Innovative coronavirus time tales keep coming from Kerala.
The state was in the news earlier for its plan to feed strays, market low-rate hand sanitisers and run community kitchens to avoid starvation due to the lockdown. Kerala was also the first state in India to tackle the shortage of face masks by producing them in prisons.
Now, the health department has released an anti-coronavirus mobile game - the first of its kind - in collaboration with a startup.
The "Aarogya Keralam" Mission and Thrissur district health department joined hands with Kochi-based "Thrilok Games" to develop "Covid Run", which was officially launched by Government Chief Whip K Rajan at the Thrissur Collectorate on April 28.
The endless 2D running game was made to promote awareness about the pandemic among young minds.

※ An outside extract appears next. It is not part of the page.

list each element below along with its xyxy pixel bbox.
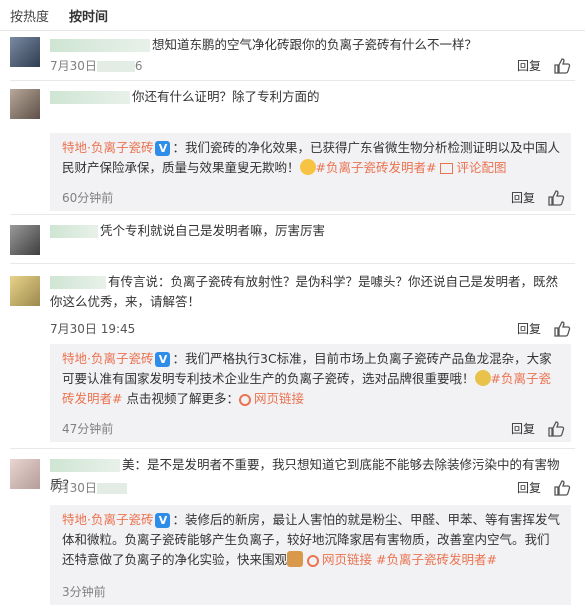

The offline game has a young boy as the central character who has to clear multiple obstacles including the COVID-19 virus, infected people and gorges to reach his destination. Coming into contact with the virus or affected people and falling off cliffs will result in the game getting terminated.
Players have to collect as many face masks, soaps and hand sanitisers as possible to recharge the character's ever-depleting health.
The game level rises each time a checkpoint is reached. Along the way, players continuously cross signboards that display awareness messages including alerts against fake news and the importance of washing hands.
Thrilok Games CEO Arya Murali said her artists conceived and finished the project in just 15 days though there was no mention of a deadline in the agreement.
Explaining why the game was hosted on an exclusive website and not on popular app stores, Arya said data security of the users was given priority. "Uploading the game in app stores will bring us revenue but make the game malware-prone. The website is secure as we have access to the server," she said.
The game is unavailable on Google Play Store for a different reason. "Play Store has very strict COVID-19 policies. Google notified us that they are not accepting any entertainment applications associated with coronavirus. Even a direct communication from the health department went in vain," she said.
"A group of IIT students had also launched a similar game after us, which also met with the same result," Arya added.
The Kerala Health Department had contacted almost all Kochi-based developers for the project but most backed off following disagreements over the budget. Just one year into the business, Thrilok decided to accept the contract without any conditions keeping in mind the social commitment involved, the CEO said.
"Covid Run" can be downloaded from www.gamecovidrun.com. Thousands of people have visited the website since the day the game was launched, said the developers.